I return to Oak Grove to look for a place to rent, and get off the road for the winter. It feels good to be back to the familiar, to know how to get where I’m going, and take my secret shortcuts to get there. Although everything is the same, it seems different. There’s a yellow pall across the sky from a fire somewhere, and it looks as if everything is covered with a layer of ash.

I go for a walk along the Willamette River. I’ve never seen the river this low. The land bridge to Elk Rock is completely exposed. Pine trees are filled with dry, brown needles, not a few here and there, but whole limbs.

Later, I walk around my old neighborhood. Yards are dry and dusty. The leaves on trees are curled and crisped, as if burned, from heat and lack of rain. It’s a tinderbox. A careless fire and a strong wind, and all of this would be gone in moments.

My body trembles. I can’t breathe. I crumple to the ground. I feel as if I’m going to die here, under a pine tree, gasping for breath, on a patch of dry pine needles. I think of once mighty rivers running so low that they are rivulets, and leaves on trees that are scorched from the heat, and the smoke from fires that have swept across the west that shroud the night sky, and I cry,

chest heaving,


wet and salty


 If only these tears could fill the rivers and water the trees. I want to save the world but I don’t know how.

In the past year, a firestorm swept through a large portion of Oregon that came too close for comfort to where I lived. Five months later, an ice storm brought down limbs and whole trees on power lines throughout the Willamette Valley. Some areas were without electricity for weeks. I felt fortunate to have been without it for only four days.

Mid-June it’s one hundred fifteen degrees in the Portland area for a few days. There’s a wildfire in Oregon, another in California. Lake Powell is so low; it seems a trickle between its two great banks.

Everywhere I go, roads are being re-paved, and new roads are made with black asphalt. Why do we continue to use it, when it absorbs the sun’s heat and then radiates it back at the end of the day where we live, making it uncomfortably hot, creating a demand for air conditioning, putting a strain on energy grids that, in many areas, are powered by dammed rivers that are reaching dead pool levels?

Through Arizona, Utah, and New Mexico, I notice many vehicles, usually trucks for small businesses, spew black exhaust. There are floods in Germany. Sardinia is on fire. It’s one hundred twenty-four degrees in Sicily. Because there hadn’t been enough rain, the people of Ireland are told to conserve water.

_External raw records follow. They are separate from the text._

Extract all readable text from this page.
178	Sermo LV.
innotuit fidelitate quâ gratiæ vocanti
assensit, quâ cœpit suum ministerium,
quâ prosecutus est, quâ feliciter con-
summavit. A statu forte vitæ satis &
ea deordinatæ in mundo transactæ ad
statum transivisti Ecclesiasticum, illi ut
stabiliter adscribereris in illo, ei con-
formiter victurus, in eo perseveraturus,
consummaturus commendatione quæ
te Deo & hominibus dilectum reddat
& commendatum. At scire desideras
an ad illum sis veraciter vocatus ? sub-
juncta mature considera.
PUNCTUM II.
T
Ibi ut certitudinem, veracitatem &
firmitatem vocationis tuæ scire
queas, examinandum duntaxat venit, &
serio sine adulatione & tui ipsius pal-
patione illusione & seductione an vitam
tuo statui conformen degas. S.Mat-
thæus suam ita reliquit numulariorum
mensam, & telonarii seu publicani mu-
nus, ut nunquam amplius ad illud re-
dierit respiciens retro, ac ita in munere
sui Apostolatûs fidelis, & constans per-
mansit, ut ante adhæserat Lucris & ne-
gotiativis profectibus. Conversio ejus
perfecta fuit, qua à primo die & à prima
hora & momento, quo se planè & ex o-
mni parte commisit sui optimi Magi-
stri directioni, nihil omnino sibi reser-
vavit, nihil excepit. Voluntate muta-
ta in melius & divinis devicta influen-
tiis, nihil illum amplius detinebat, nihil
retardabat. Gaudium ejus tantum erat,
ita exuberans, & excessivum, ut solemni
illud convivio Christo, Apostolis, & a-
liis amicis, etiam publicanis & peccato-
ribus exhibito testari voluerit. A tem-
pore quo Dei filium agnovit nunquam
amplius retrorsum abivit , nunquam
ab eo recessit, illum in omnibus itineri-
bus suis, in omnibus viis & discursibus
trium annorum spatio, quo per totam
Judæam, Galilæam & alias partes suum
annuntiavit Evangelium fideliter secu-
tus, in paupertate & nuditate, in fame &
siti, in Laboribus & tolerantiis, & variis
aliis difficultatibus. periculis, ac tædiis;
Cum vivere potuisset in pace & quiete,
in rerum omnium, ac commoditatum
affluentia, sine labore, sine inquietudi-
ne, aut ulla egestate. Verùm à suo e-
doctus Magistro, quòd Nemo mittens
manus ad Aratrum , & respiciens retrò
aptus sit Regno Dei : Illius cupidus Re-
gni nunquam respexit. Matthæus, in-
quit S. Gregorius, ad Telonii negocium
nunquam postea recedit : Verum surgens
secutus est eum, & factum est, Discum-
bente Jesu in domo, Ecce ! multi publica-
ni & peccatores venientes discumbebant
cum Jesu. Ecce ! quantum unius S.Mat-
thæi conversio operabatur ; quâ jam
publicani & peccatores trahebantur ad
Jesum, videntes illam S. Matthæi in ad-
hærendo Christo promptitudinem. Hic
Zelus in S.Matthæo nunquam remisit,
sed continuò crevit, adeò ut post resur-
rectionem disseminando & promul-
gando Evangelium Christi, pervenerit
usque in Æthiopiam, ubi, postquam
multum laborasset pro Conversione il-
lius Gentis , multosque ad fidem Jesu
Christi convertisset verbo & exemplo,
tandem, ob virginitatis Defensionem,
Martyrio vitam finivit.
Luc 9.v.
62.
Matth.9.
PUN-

Flooding devastates the city of Zhengzhou in China, and the fires in Oregon and California are out of control. A shroud of smoke hangs over the night sky.

In Abiqui, there are dramatic storms with sharp lightning strikes and booming, rolling thunder, followed by downpours. In the morning the earth is dry, as if the rain had been a figment of my imagination. The Rio Grande is reduced to a stream by the time it reaches Albuquerque.

Sicily is on fire. And then Greece. And Calabria. Torrential rains flood Japan.

It seems there is a weather disaster somewhere in the world every week. I don’t understand how people can deny climate change. Do they not pay attention to how the Earth has changed during their lifetime? I don’t understand how they can excuse the climate chaos that is happening as simply another earth cycle.

I don’t know if it’s minutes or hours that I’m on the ground, weeping, my mind replaying all the things I’ve seen and heard over the summer. Earth is compromised. What will there be for our grandchildren?

I don’t know why I feel personally responsible to make changes beyond the daily things I do to live lightly upon the Earth. Words are all I have to offer to encourage people to make changes in their lives to help Earth’s healing process, and to our local, national and world leaders to make the sweeping changes that will make the greatest impact. Even though I have much to say, words fail me.

When there’s not another tear left, I get up and walk back to the room where I’m staying, picking pine needles off my arms and legs, and out of my hair.

It takes weeks to find a rental. Aside from the outrageous cost of rent, most places want a lease for one year. I plan to be here only until spring. Friends tell me that Waverly Greens has short term rentals. It’s easily accessible to everything I do, and it’s near the Willamette River for walks. By mid-October, I settle in for the winter.